Он дважды пожал плечами, воздел руки и покачал бедрами.
– Ну, ну, Адрианучча! – сказал он потом, подбегая к девушке и слегка обнимая ее за талию. – В постель! Уже поздно. Синьор, вероятно, хочет спать.
У двери в мою комнату Адриана крепко пожала мне руку, чего до сих пор никогда не делала. Оставшись один, я долго не разжимал пальцев, словно для того, чтобы сохранить прикосновение ее руки. Всю ночь напролет я размышлял, стараясь подавить в себе противоречивые чувства. Церемонное лицемерие, вкрадчивое и красноречивое низкопоклонство, злонамеренность этого человека сделали для меня нестерпимым пребывание в доме, где он – в этом я не сомневался – хотел стать тираном, воспользовавшись слабоумием своего тестя. Кто знает, к каким еще ухищрениям он может прибегнуть! Он уже показал мне одну из своих уловок, совершенно изменившись при моем появлении. Но почему он так недоволен тем, что я поселился здесь? Разве я для него не только жилец, как и любой другой на моем месте? Что ему наговорила обо мне синьорина Капорале? Неужели он всерьез ревнует ее? Или другую? Он выгнал синьорину Капорале, чтобы остаться наедине с Адрианой, с которой начал говорить очень резко. Возмущение Адрианы и то, что она не позволила ему закрыть ставни, а также волнение, в которое она приходила всякий раз, когда при ней упоминали об отсутствующем зяте, – все укрепляло во мне отвратительное подозрение, что Папиано имел на нее виды.

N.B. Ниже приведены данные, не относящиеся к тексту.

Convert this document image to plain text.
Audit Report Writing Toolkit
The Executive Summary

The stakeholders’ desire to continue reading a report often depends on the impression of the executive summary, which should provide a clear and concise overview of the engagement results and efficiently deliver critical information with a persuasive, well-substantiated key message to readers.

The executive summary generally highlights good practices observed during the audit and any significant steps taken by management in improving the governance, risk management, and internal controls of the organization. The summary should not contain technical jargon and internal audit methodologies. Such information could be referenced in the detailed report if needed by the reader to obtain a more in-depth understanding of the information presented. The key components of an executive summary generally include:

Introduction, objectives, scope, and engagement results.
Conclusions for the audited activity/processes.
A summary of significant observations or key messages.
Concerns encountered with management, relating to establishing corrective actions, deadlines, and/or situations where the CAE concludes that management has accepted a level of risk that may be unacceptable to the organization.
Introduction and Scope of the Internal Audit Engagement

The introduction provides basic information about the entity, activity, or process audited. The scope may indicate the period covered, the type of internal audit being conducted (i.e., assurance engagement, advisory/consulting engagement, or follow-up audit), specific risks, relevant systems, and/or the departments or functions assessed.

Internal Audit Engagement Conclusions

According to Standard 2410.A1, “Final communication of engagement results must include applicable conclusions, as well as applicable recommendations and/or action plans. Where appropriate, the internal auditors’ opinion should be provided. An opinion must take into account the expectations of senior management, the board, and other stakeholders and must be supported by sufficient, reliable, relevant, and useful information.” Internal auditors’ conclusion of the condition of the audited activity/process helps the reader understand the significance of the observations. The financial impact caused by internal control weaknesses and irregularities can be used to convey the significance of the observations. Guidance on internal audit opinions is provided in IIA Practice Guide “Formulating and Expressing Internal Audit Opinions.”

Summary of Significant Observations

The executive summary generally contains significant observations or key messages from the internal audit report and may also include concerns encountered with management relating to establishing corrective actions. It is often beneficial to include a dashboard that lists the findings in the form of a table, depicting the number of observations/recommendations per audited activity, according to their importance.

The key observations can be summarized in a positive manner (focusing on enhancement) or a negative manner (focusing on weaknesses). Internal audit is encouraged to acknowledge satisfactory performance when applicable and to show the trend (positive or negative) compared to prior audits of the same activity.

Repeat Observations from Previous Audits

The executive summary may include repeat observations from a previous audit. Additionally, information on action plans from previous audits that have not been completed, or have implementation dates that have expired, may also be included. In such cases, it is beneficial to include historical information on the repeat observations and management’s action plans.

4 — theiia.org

Хорошо, но почему это меня так волнует? Разве я не могу в конце концов уйти из этого дома, если Папиано хоть немного досадит мне? Что меня удерживает? Ничто. И все же я с нежностью и теплотой вспоминал, как Адриана позвала меня на балкон, словно желая, чтобы я защитил ее, а прощаясь, крепко-крепко пожала мне руку…
Я оставил открытыми и жалюзи, и ставни. Прошло еще некоторое время, и луна, склоняясь к горизонту, заглянула в просвет моего окна, словно желая подстеречь меня, застать еще бодрствующим на кровати и сказать мне:
– Я поняла, дорогой, я поняла! А ты нет? Полно!
12. Глаз и Папиано
– Трагедия об Оресте в марионеточном театрике, – объявил мне синьор Ансельмо Палеари. – Марионетки автоматические – новое изобретение. Сегодня вечером в половине девятого, улица Префетти, пятьдесят четыре.
– Трагедия об Оресте?
– Да! D'après Sophocles,[22] как сказано в афише. Дают «Электру». Но послушайте-ка, мне в голову пришла странная мысль! А вдруг в кульминационный момент, когда марионетка, изображающая Ореста, уже готова отомстить за отца Эгисту и своей матери, картонное небо театрика прорвется? Скажите-ка, что тогда произойдет?
Я только пожал плечами:
– Откуда мне знать?
– Но это же ясно, синьор Меис! Такая дыра в небе привела бы Ореста в полное замешательство.
– Почему?
– А вот послушайте. Ореста еще обуревает жажда мщения, в страстном исступлении он рвется утолить ее, но в этот миг глаза его невольно устремляются на дыру, откуда на сцену прорываются какие-то враждебные веяния, и руки у него сами собой опускаются. Словом, Орест превращается в Гамлета. Поверьте мне, синьор Меис, вся разница между трагедией античной и трагедией нового времени сводится к одному – к одной дыре в картонном небе.